Le soulagement de la jeune fille se ressentit dans sa dernière phrase. Si elle n’avait plus mal du tout, le souvenir de l’atroce douleur était encore bien présent. Elle était même étonnée de ne ressentir aucune douleur résiduelle. Le gargouillis de son ventre la rappela à l’ordre.
— Je pense que l’exercice devra attendre, rigola Éledhwen enfin rassurée. Allons en cuisine te nourrir un peu. Et rassurer Hylde par la même occasion, depuis que tu es dans cet état ses plats sont moins bons.
Élentir hocha la tête, elle sortit de son lit avec adresse et alla derrière un paravent pour s’habiller. Elle profita de ce moment pour poser toutes sortes de questions. Elle apprit ainsi qu’elle avait dormi un peu plus de deux jours, et que tous ses compagnons étaient rentrés le matin même. Ils étaient retournés près de leur famille pour ceux qui en avaient, et se reposaient. Les blessés arrivés en même temps qu’elle allaient tous très bien. Éloi ne perdrait pas l’usage de son bras. La carence en magie d’Irwaen avait pris finalement fin le matin même. Moyra commençait à retrouver la vue.
Quand elle fut prête et présentable, Élentir sortit enfin de la chambre avec ses amis. Sur leur passage, les habitants du château saluèrent, allant même jusqu’à remercier Élentir de vive voix. Malgré le léger agacement de celle-ci, ils continuèrent leur conversation. Élentir s’intéressa aux négociations qui ne s’étaient pas trop mal déroulées jusqu’à ce que les pirates apprennent qu’ils n’avaient plus d’otages. N’étant plus en position de force, les pirates s’étaient retirés sans insister ou chercher à se battre. Toutefois, leur haine envers les continentaux n’avait fait qu’augmenter. Cependant, dès le début, tout en restant diplomates, ils n’avaient jamais caché leur ressentiment envers les chevaucheurs avec des discours pleins de haine.
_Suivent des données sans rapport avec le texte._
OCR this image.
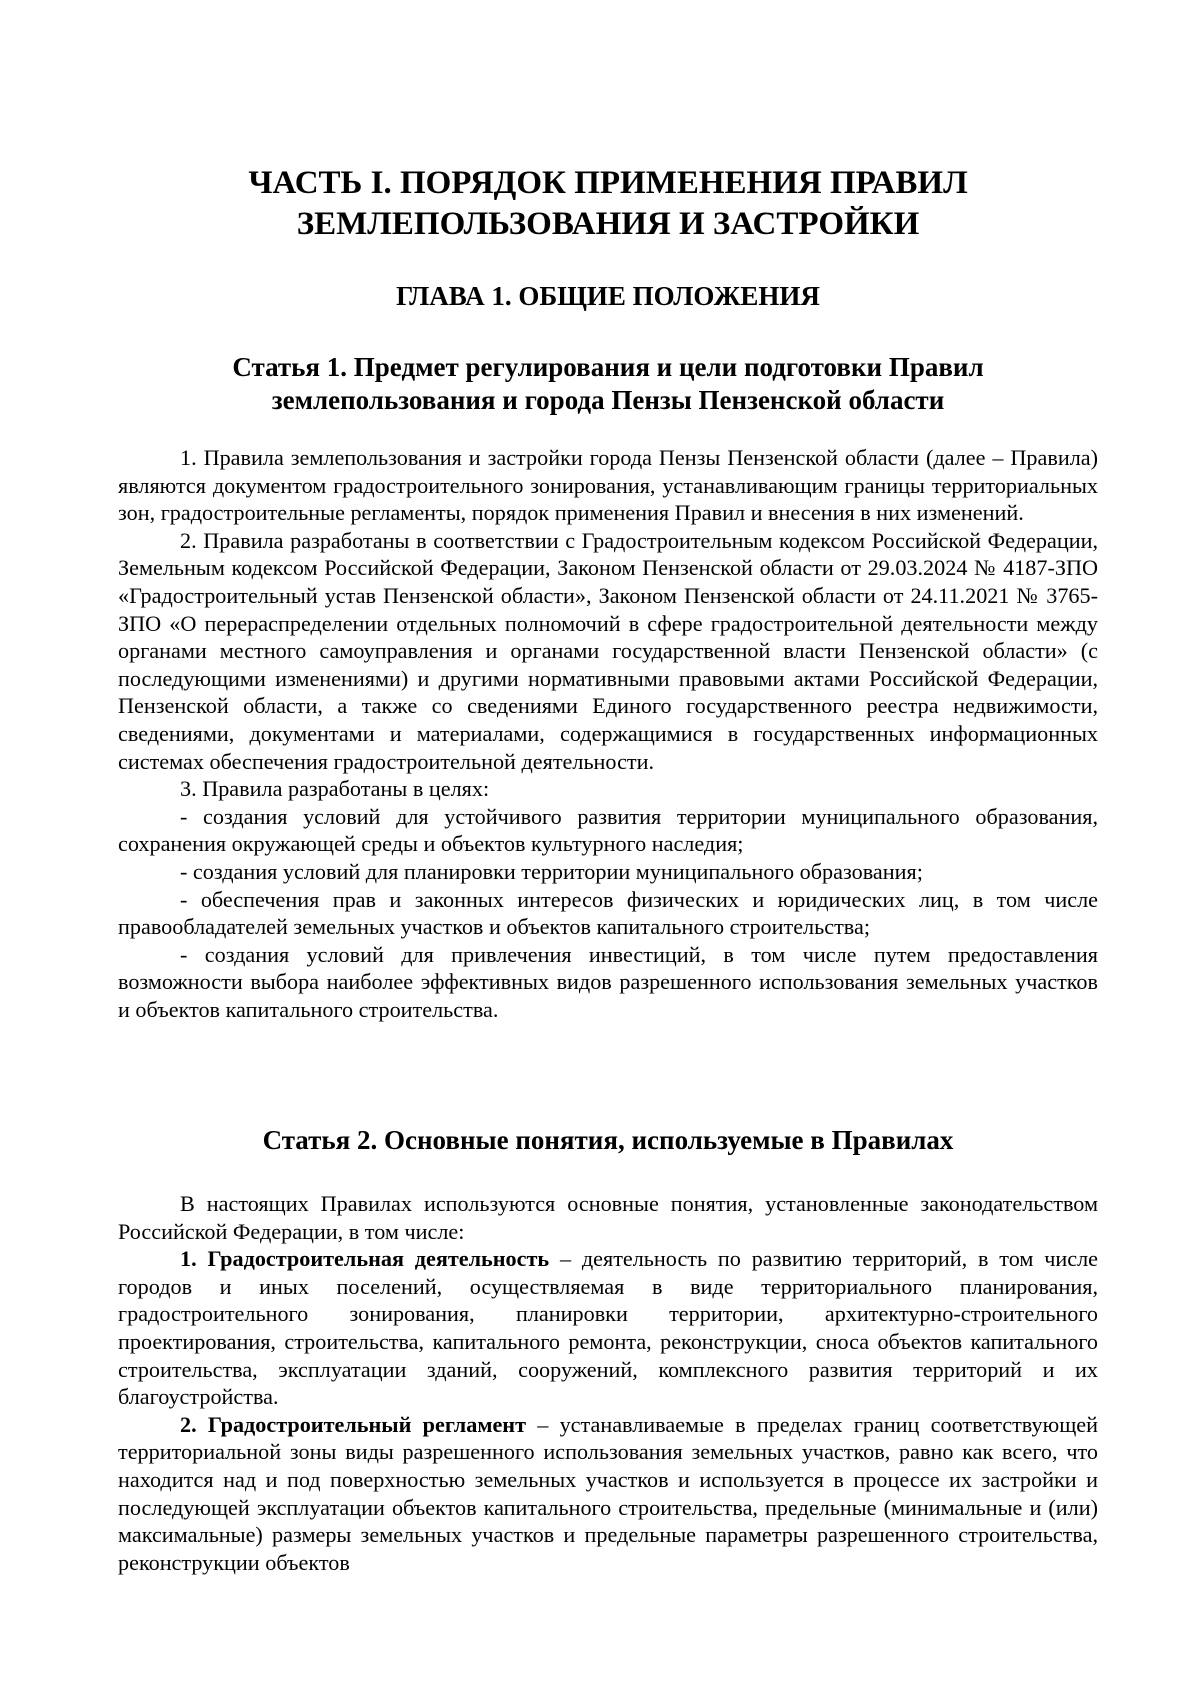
ЧАСТЬ I. ПОРЯДОК ПРИМЕНЕНИЯ ПРАВИЛ ЗЕМЛЕПОЛЬЗОВАНИЯ И ЗАСТРОЙКИ
ГЛАВА 1. ОБЩИЕ ПОЛОЖЕНИЯ
Статья 1. Предмет регулирования и цели подготовки Правил землепользования и города Пензы Пензенской области

1. Правила землепользования и застройки города Пензы Пензенской области (далее – Правила) являются документом градостроительного зонирования, устанавливающим границы территориальных зон, градостроительные регламенты, порядок применения Правил и внесения в них изменений.

2. Правила разработаны в соответствии с Градостроительным кодексом Российской Федерации, Земельным кодексом Российской Федерации, Законом Пензенской области от 29.03.2024 № 4187-ЗПО «Градостроительный устав Пензенской области», Законом Пензенской области от 24.11.2021 № 3765-ЗПО «О перераспределении отдельных полномочий в сфере градостроительной деятельности между органами местного самоуправления и органами государственной власти Пензенской области» (с последующими изменениями) и другими нормативными правовыми актами Российской Федерации, Пензенской области, а также со сведениями Единого государственного реестра недвижимости, сведениями, документами и материалами, содержащимися в государственных информационных системах обеспечения градостроительной деятельности.

3. Правила разработаны в целях:

- создания условий для устойчивого развития территории муниципального образования, сохранения окружающей среды и объектов культурного наследия;

- создания условий для планировки территории муниципального образования;

- обеспечения прав и законных интересов физических и юридических лиц, в том числе правообладателей земельных участков и объектов капитального строительства;

- создания условий для привлечения инвестиций, в том числе путем предоставления возможности выбора наиболее эффективных видов разрешенного использования земельных участков и объектов капитального строительства.

Статья 2. Основные понятия, используемые в Правилах

В настоящих Правилах используются основные понятия, установленные законодательством Российской Федерации, в том числе:

1. Градостроительная деятельность – деятельность по развитию территорий, в том числе городов и иных поселений, осуществляемая в виде территориального планирования, градостроительного зонирования, планировки территории, архитектурно-строительного проектирования, строительства, капитального ремонта, реконструкции, сноса объектов капитального строительства, эксплуатации зданий, сооружений, комплексного развития территорий и их благоустройства.

2. Градостроительный регламент – устанавливаемые в пределах границ соответствующей территориальной зоны виды разрешенного использования земельных участков, равно как всего, что находится над и под поверхностью земельных участков и используется в процессе их застройки и последующей эксплуатации объектов капитального строительства, предельные (минимальные и (или) максимальные) размеры земельных участков и предельные параметры разрешенного строительства, реконструкции объектов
— À les entendre, nous sommes des sortes de monstres pour eux, précisa Éledhwen attristé. Je trouve ça triste, nous avons été un jour un même peuple. Nous avons une culture, une langue, des croyances et une histoire semblables.
— On leur apprend dès leur plus jeune âge que nous sommes la cause de la disparition des dragons, ajouta Palantir. Est-ce qu’ils se souviennent réellement de quelque chose ou c’est juste leur haine ancestrale pour notre peuple qui parle ?
— Hum… réfléchit Élentir, il est possible qu’il y a cinq cents ans ils aient été au courant de quelque chose, que ce soit la cause de leur exil sur les îles de l’Ouest. Mais je ne pense pas qu’aujourd’hui, ils s’en souviennent. Ils ne gardent plus qu’une haine irrationnelle à notre égard.
— C’est décidé, déclara Éledhwen. Il faut envoyer une mission diplomatique renouer les liens avec eux.
Palantir et Élentir sourirent devant le nouvel enthousiasme de leur sœur et amie. Surtout que les deux étaient dans le fond d’accord avec les propos de la princesse. Élentir se souvenait encore du discours de la pirate lors de leur repli, et pensait qu’il était temps de faire changer les choses. Palantir tempéra cependant sa sœur :
— Cela risque d’être une tâche compliquée. Depuis longtemps, ils pillent nos côtes et je pense que la haine n’est plus maintenant seulement de leur côté. Même si nous n’apprenons pas à nos enfants que les pirates de l’Ouest sont la cause de la disparition des dragons, il n’en reste pas moins que nous leur apprenons aussi que ce sont des monstres. Très peu savent aujourd’hui qu’ils faisaient partie de notre peuple. Ce sera un travail de longue haleine.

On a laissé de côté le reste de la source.